I had a very creative name for it, lol. It was 'That Thing That I Do"  :)

"staring at the wall"

I think I called it my crazy stuff....I had NO idea that anyone else in this world did what I was doing. It's still unbelievable that there are so many of us. Wonder what it would be like to have 100 of us in the room at the same time, and someone said, "do what you do and start now"....... I could just see it now, a normal person would walk by and would think we had lost our minds, or never had one to start with. LOL

Sometimes I still will be driving down the road having a good ole conversation with myself (actually with my adult imaginary friends) and will look at other people in their cars to see if they are noticing me......how embarrassing.....he he he

I called it "my stories addiction":-)! 

"the story in my head"

Before I knew about Dr Somer's name for it, I used to call it 'Living Dreams'   Before that, it was just 'my world'.  Of the two, I prefered living dreams.

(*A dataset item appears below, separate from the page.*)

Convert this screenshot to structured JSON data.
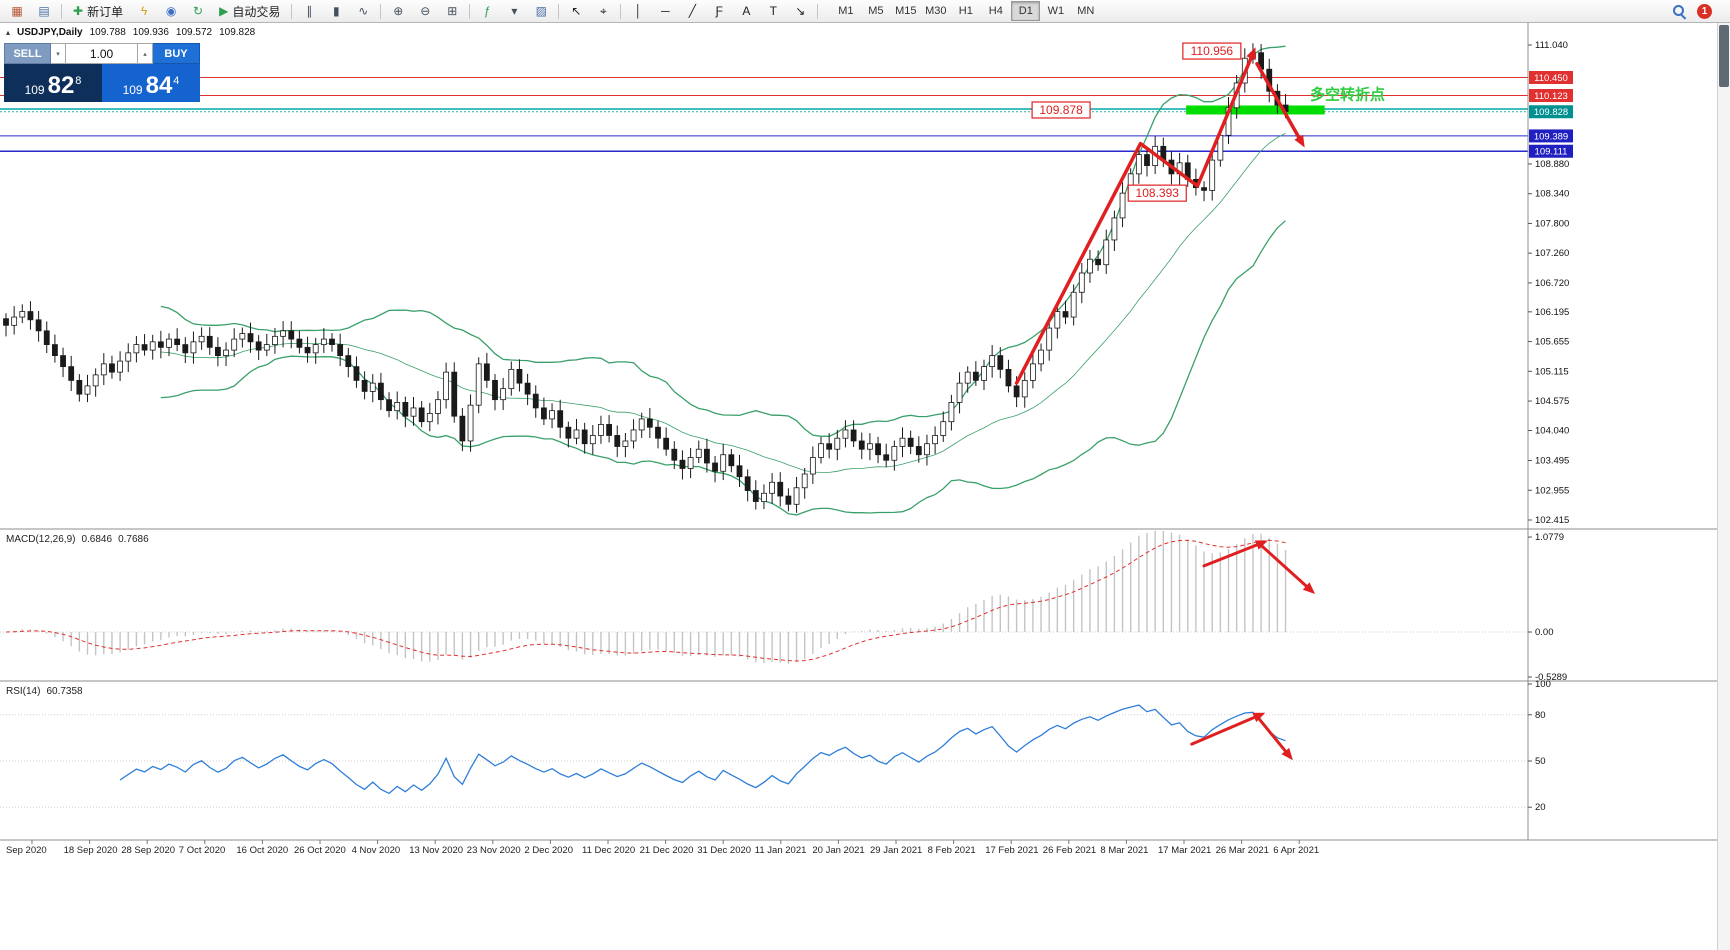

I thought of it as living vicariously through characters and using fantasy as a coping mechanism, but I've only tried to classify it within the last 5 years.

I used to call my strange behaviors 'going upstairs.' Whenever I would want to go drift into my fantasy world, I would tell my parents, "I'm gonna go upstairs." Or, "I am finished, can I go upstairs?"

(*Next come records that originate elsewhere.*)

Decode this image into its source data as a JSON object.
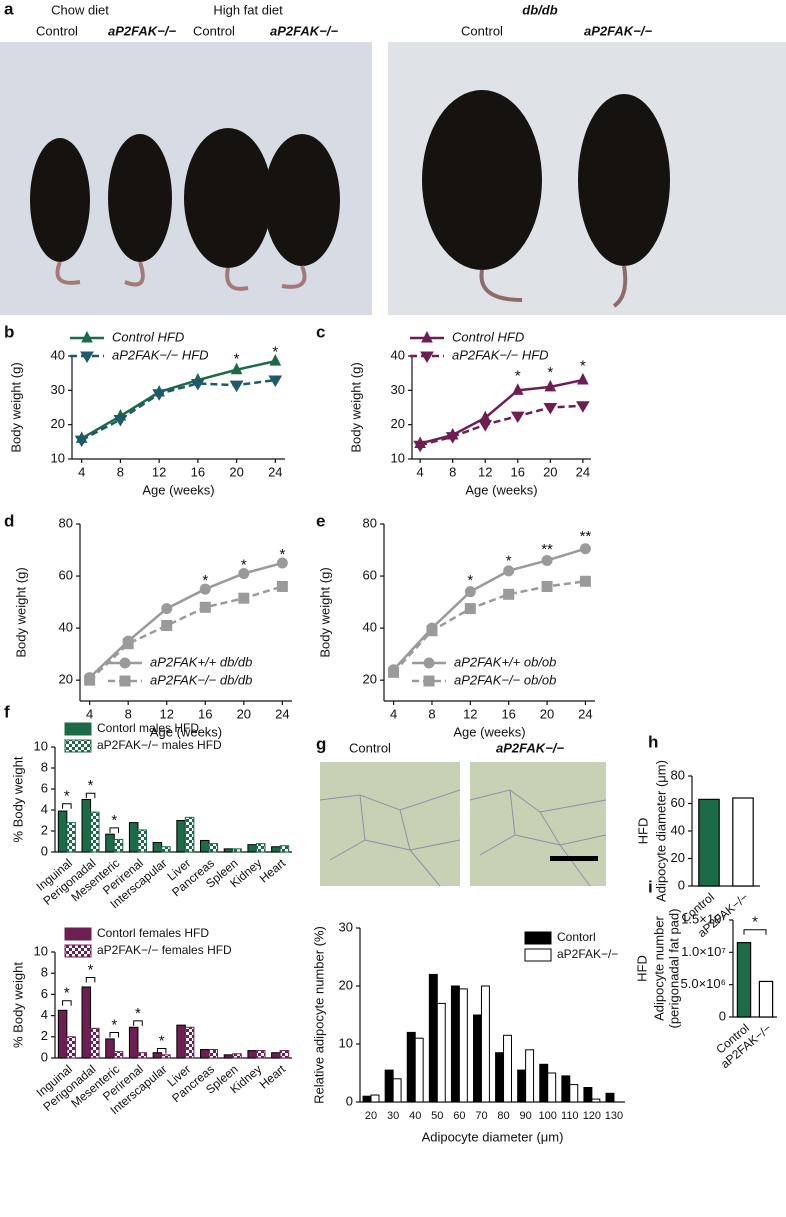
{
  "figure": {
    "panel_a": {
      "label": "a",
      "chow_diet": "Chow diet",
      "high_fat_diet": "High fat diet",
      "control_1": "Control",
      "ko_1": "aP2FAK−/−",
      "control_2": "Control",
      "ko_2": "aP2FAK−/−",
      "dbdb": "db/db",
      "control_3": "Control",
      "ko_3": "aP2FAK−/−"
    },
    "panel_g": {
      "label": "g",
      "control": "Control",
      "ko": "aP2FAK−/−"
    }
  },
  "chart_data": [
    {
      "type": "line",
      "label": "b",
      "xlabel": "Age (weeks)",
      "ylabel": "Body weight (g)",
      "x": [
        4,
        8,
        12,
        16,
        20,
        24
      ],
      "xlim": [
        3,
        25
      ],
      "xticks": [
        4,
        8,
        12,
        16,
        20,
        24
      ],
      "ylim": [
        10,
        40
      ],
      "yticks": [
        10,
        20,
        30,
        40
      ],
      "legend": "upper left",
      "series": [
        {
          "name": "Control HFD",
          "color": "#1b6b47",
          "marker": "triangle",
          "dashed": false,
          "values": [
            16,
            22.5,
            29.5,
            33,
            36,
            38.5
          ]
        },
        {
          "name": "aP2FAK−/− HFD",
          "color": "#1d5a6c",
          "marker": "triangle-down",
          "dashed": true,
          "values": [
            15.5,
            21.5,
            29,
            32,
            31.5,
            33
          ]
        }
      ],
      "annotations": [
        {
          "x": 20,
          "y": 39,
          "text": "*"
        },
        {
          "x": 24,
          "y": 41,
          "text": "*"
        }
      ]
    },
    {
      "type": "line",
      "label": "c",
      "xlabel": "Age (weeks)",
      "ylabel": "Body weight (g)",
      "x": [
        4,
        8,
        12,
        16,
        20,
        24
      ],
      "xlim": [
        3,
        25
      ],
      "xticks": [
        4,
        8,
        12,
        16,
        20,
        24
      ],
      "ylim": [
        10,
        40
      ],
      "yticks": [
        10,
        20,
        30,
        40
      ],
      "legend": "upper left",
      "series": [
        {
          "name": "Control HFD",
          "color": "#6e1f52",
          "marker": "triangle",
          "dashed": false,
          "values": [
            14.5,
            17,
            22,
            30,
            31,
            33
          ]
        },
        {
          "name": "aP2FAK−/− HFD",
          "color": "#6e1f52",
          "marker": "triangle-down",
          "dashed": true,
          "values": [
            14,
            16.5,
            20,
            22.5,
            25,
            25.5
          ]
        }
      ],
      "annotations": [
        {
          "x": 16,
          "y": 34,
          "text": "*"
        },
        {
          "x": 20,
          "y": 35,
          "text": "*"
        },
        {
          "x": 24,
          "y": 37,
          "text": "*"
        }
      ]
    },
    {
      "type": "line",
      "label": "d",
      "xlabel": "Age (weeks)",
      "ylabel": "Body weight (g)",
      "x": [
        4,
        8,
        12,
        16,
        20,
        24
      ],
      "xlim": [
        3,
        25
      ],
      "xticks": [
        4,
        8,
        12,
        16,
        20,
        24
      ],
      "ylim": [
        12,
        80
      ],
      "yticks": [
        20,
        40,
        60,
        80
      ],
      "legend": "lower right",
      "series": [
        {
          "name": "aP2FAK+/+ db/db",
          "color": "#9a9a9a",
          "marker": "circle",
          "dashed": false,
          "values": [
            21,
            35,
            47.5,
            55,
            61,
            65
          ]
        },
        {
          "name": "aP2FAK−/− db/db",
          "color": "#9a9a9a",
          "marker": "square",
          "dashed": true,
          "values": [
            20,
            34,
            41,
            48,
            51.5,
            56
          ]
        }
      ],
      "annotations": [
        {
          "x": 16,
          "y": 58,
          "text": "*"
        },
        {
          "x": 20,
          "y": 64,
          "text": "*"
        },
        {
          "x": 24,
          "y": 68,
          "text": "*"
        }
      ]
    },
    {
      "type": "line",
      "label": "e",
      "xlabel": "Age (weeks)",
      "ylabel": "Body weight (g)",
      "x": [
        4,
        8,
        12,
        16,
        20,
        24
      ],
      "xlim": [
        3,
        25
      ],
      "xticks": [
        4,
        8,
        12,
        16,
        20,
        24
      ],
      "ylim": [
        12,
        80
      ],
      "yticks": [
        20,
        40,
        60,
        80
      ],
      "legend": "lower right",
      "series": [
        {
          "name": "aP2FAK+/+ ob/ob",
          "color": "#9a9a9a",
          "marker": "circle",
          "dashed": false,
          "values": [
            24,
            40,
            54,
            62,
            66,
            70.5
          ]
        },
        {
          "name": "aP2FAK−/− ob/ob",
          "color": "#9a9a9a",
          "marker": "square",
          "dashed": true,
          "values": [
            23,
            39,
            47.5,
            53,
            56,
            58
          ]
        }
      ],
      "annotations": [
        {
          "x": 12,
          "y": 58,
          "text": "*"
        },
        {
          "x": 16,
          "y": 65.5,
          "text": "*"
        },
        {
          "x": 20,
          "y": 70,
          "text": "**"
        },
        {
          "x": 24,
          "y": 75,
          "text": "**"
        }
      ]
    },
    {
      "type": "bar",
      "label": "f",
      "ylabel": "% Body weight",
      "ylim": [
        0,
        10
      ],
      "yticks": [
        0,
        2,
        4,
        6,
        8,
        10
      ],
      "legend": "upper left",
      "rotate_labels": true,
      "categories": [
        "Inguinal",
        "Perigonadal",
        "Mesenteric",
        "Perirenal",
        "Interscapular",
        "Liver",
        "Pancreas",
        "Spleen",
        "Kidney",
        "Heart"
      ],
      "series": [
        {
          "name": "Contorl males HFD",
          "color": "#1b6b47",
          "fill": "solid",
          "values": [
            3.9,
            5.0,
            1.7,
            2.8,
            0.9,
            3.0,
            1.1,
            0.3,
            0.7,
            0.5
          ]
        },
        {
          "name": "aP2FAK−/− males HFD",
          "color": "#1b6b47",
          "fill": "checkered",
          "values": [
            2.8,
            3.8,
            1.2,
            2.1,
            0.5,
            3.3,
            0.8,
            0.3,
            0.8,
            0.6
          ]
        }
      ],
      "annotations": [
        {
          "category": 0,
          "y": 4.6,
          "text": "*"
        },
        {
          "category": 1,
          "y": 5.6,
          "text": "*"
        },
        {
          "category": 2,
          "y": 2.3,
          "text": "*"
        }
      ]
    },
    {
      "type": "bar",
      "ylabel": "% Body weight",
      "ylim": [
        0,
        10
      ],
      "yticks": [
        0,
        2,
        4,
        6,
        8,
        10
      ],
      "legend": "upper left",
      "rotate_labels": true,
      "categories": [
        "Inguinal",
        "Perigonadal",
        "Mesenteric",
        "Perirenal",
        "Interscapular",
        "Liver",
        "Pancreas",
        "Spleen",
        "Kidney",
        "Heart"
      ],
      "series": [
        {
          "name": "Contorl females HFD",
          "color": "#6e1f52",
          "fill": "solid",
          "values": [
            4.5,
            6.7,
            1.8,
            2.9,
            0.5,
            3.1,
            0.8,
            0.3,
            0.7,
            0.5
          ]
        },
        {
          "name": "aP2FAK−/− females HFD",
          "color": "#6e1f52",
          "fill": "checkered",
          "values": [
            2.0,
            2.8,
            0.6,
            0.5,
            0.3,
            2.9,
            0.8,
            0.4,
            0.7,
            0.7
          ]
        }
      ],
      "annotations": [
        {
          "category": 0,
          "y": 5.4,
          "text": "*"
        },
        {
          "category": 1,
          "y": 7.6,
          "text": "*"
        },
        {
          "category": 2,
          "y": 2.4,
          "text": "*"
        },
        {
          "category": 3,
          "y": 3.5,
          "text": "*"
        },
        {
          "category": 4,
          "y": 0.9,
          "text": "*"
        }
      ]
    },
    {
      "type": "bar",
      "xlabel": "Adipocyte diameter (μm)",
      "ylabel": "Relative adipocyte number (%)",
      "ylim": [
        0,
        30
      ],
      "yticks": [
        0,
        10,
        20,
        30
      ],
      "legend": "upper right",
      "rotate_labels": false,
      "categories": [
        "20",
        "30",
        "40",
        "50",
        "60",
        "70",
        "80",
        "90",
        "100",
        "110",
        "120",
        "130"
      ],
      "series": [
        {
          "name": "Contorl",
          "color": "#000000",
          "fill": "solid",
          "values": [
            1,
            5.5,
            12,
            22,
            20,
            15,
            8.5,
            5.5,
            6.5,
            4.5,
            2.5,
            1.5
          ]
        },
        {
          "name": "aP2FAK−/−",
          "color": "#ffffff",
          "fill": "solid",
          "values": [
            1.2,
            4,
            11,
            17,
            19.5,
            20,
            11.5,
            9,
            5,
            3,
            0.5,
            0
          ]
        }
      ]
    },
    {
      "type": "bar",
      "label": "h",
      "side_label": "HFD",
      "ylabel": "Adipocyte diameter (μm)",
      "ylim": [
        0,
        80
      ],
      "yticks": [
        0,
        20,
        40,
        60,
        80
      ],
      "rotate_labels": true,
      "categories": [
        "Control",
        "aP2FAK−/−"
      ],
      "values": [
        63,
        64
      ],
      "colors": [
        "#1b6b47",
        "#ffffff"
      ]
    },
    {
      "type": "bar",
      "label": "i",
      "side_label": "HFD",
      "ylabel": [
        "Adipocyte number",
        "(perigonadal fat pad)"
      ],
      "ylim": [
        0,
        15000000
      ],
      "yticks": [
        0,
        {
          "value": 5000000,
          "label": "5.0×10⁶"
        },
        {
          "value": 10000000,
          "label": "1.0×10⁷"
        },
        {
          "value": 15000000,
          "label": "1.5×10⁷"
        }
      ],
      "rotate_labels": true,
      "categories": [
        "Control",
        "aP2FAK−/−"
      ],
      "values": [
        11500000,
        5500000
      ],
      "colors": [
        "#1b6b47",
        "#ffffff"
      ],
      "annotations": [
        {
          "between": [
            0,
            1
          ],
          "y": 13500000,
          "text": "*"
        }
      ]
    }
  ]
}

Ha! Beer can poet. I love that.

I didn't really call it anything. I thought I was a freak who was way too old to have imaginary friends. I still thought I had imaginary friends until I found out about MD recently because I hadn't noticed that I could only daydream if I was moving  (in a car, or pacing). It's much more elaborate than daydreaming, and really isn't the same as imaginary friends. 

I called it "acting out" because I always felt like I was acting in front of an audience of one--myself.

I considered it "keeping a promise" (to never stop being imaginative), but then as I grew older it became "wtf is goining on am I schizo or not 8(" ...something like that.